Às 22 horas do dia sete, em pleno mês de maio, lá estava eu com tudo que sempre sonhei. No céu uma lua acompanhada por estrelas brilhantes. Em terra eu, as acerolas e o silêncio que se perdia na imensidão de uma noite especial. Fiquei admirando as frutas e sua coloração, me permitindo não pensar em nada que não fosse a beleza daquele momento. A cabeça vazia dos problemas do cotidiano me libertava das emoções que cansavam meu corpo e das angustias futuras que machucavam meu pensamento. Ali eu vivi o momento presente, e nada me lembrava que o mundo existia. Colhendo as acerolas eu revezava de árvore e imaginava como a natureza poderia ser tão bondosa. O azedume que a boca experimentava era de uma pureza bela e simples, e percorria meu corpo por dentro como um néctar de vida celestial.
Saboreei cada minuto daquela contemplação e entendi que todas as noites são especiais, o nosso olhar é que não nos permite vive-las dessa maneira.
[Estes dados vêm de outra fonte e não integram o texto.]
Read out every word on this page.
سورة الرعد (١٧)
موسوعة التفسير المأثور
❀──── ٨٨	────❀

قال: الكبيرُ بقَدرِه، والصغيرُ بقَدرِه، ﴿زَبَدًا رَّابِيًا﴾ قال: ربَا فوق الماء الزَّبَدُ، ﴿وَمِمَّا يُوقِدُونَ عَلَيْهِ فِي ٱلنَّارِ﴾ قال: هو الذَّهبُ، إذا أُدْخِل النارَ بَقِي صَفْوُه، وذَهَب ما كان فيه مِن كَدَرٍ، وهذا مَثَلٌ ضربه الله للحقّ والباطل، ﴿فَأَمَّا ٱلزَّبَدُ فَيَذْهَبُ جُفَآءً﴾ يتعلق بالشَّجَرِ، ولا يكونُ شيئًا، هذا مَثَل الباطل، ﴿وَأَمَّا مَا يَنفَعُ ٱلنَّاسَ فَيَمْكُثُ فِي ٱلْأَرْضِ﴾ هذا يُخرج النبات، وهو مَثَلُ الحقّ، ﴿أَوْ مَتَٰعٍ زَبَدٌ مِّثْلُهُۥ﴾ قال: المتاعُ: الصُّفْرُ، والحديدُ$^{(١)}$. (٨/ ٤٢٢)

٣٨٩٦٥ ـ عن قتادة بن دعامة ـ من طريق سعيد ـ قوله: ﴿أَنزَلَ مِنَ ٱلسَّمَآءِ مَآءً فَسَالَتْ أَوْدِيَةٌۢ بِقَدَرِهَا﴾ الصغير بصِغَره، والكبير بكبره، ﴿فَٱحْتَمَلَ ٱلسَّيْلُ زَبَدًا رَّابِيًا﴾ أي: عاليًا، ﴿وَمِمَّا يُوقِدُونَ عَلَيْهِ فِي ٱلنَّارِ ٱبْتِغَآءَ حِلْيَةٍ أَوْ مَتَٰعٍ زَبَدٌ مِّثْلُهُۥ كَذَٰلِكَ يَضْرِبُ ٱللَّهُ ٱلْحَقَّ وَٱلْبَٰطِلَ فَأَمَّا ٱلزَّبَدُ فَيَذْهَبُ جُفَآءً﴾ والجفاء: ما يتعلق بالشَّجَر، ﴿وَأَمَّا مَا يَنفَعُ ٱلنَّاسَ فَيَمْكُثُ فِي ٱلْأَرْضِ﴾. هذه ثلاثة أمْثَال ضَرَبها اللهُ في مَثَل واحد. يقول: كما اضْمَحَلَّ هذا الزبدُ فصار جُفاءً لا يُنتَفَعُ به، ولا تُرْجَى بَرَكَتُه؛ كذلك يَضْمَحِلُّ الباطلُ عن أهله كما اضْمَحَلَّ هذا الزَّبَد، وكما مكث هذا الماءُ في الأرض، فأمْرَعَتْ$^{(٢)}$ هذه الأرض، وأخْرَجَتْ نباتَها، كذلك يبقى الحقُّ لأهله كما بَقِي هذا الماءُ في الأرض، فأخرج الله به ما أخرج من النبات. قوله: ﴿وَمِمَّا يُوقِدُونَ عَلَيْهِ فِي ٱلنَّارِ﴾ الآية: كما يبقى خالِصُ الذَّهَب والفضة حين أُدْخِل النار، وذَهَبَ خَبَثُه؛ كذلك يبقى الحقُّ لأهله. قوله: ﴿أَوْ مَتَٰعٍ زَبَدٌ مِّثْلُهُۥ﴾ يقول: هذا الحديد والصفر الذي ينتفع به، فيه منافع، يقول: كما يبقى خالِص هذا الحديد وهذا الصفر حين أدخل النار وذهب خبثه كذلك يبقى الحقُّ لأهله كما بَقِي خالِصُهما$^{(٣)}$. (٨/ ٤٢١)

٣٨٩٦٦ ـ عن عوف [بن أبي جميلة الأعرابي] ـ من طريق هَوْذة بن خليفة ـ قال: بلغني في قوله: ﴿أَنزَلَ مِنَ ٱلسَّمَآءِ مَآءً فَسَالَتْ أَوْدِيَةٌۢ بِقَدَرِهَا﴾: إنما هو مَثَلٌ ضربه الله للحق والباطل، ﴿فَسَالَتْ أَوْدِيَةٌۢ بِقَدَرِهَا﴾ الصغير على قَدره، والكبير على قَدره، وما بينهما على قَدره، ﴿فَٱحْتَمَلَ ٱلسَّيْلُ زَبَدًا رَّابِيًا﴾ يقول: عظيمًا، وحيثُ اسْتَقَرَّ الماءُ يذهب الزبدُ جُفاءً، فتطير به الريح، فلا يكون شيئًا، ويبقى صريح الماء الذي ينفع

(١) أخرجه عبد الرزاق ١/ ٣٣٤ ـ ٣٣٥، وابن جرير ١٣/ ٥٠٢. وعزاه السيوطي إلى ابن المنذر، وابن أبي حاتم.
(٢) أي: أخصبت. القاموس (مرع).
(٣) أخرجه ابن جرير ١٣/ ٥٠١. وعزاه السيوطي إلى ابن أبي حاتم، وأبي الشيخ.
A lua, a brisa, e as acerolas estão sempre lá – está certo, as acerolas nem sempre –, mas o que importa é nós estarmos. Nós, e não o resultado dos dias. As angustias, preocupações, e todos os sentimentos que nos prendem nessa civilização e nos impede de sentirmos o nosso lado natural, não devem estar presentes sempre em nossa vida, em todos os momentos. Somos animais, fazemos partes desse mundo, e o mundo também faz parte da gente.
Depois de viver estes singelos segundos entre as aspas da rotina, me vi sentado no sofá, já com o pão recheado e o suco na mão e me dei conta: fazia tempo que não bebia um suco tão puro de mim.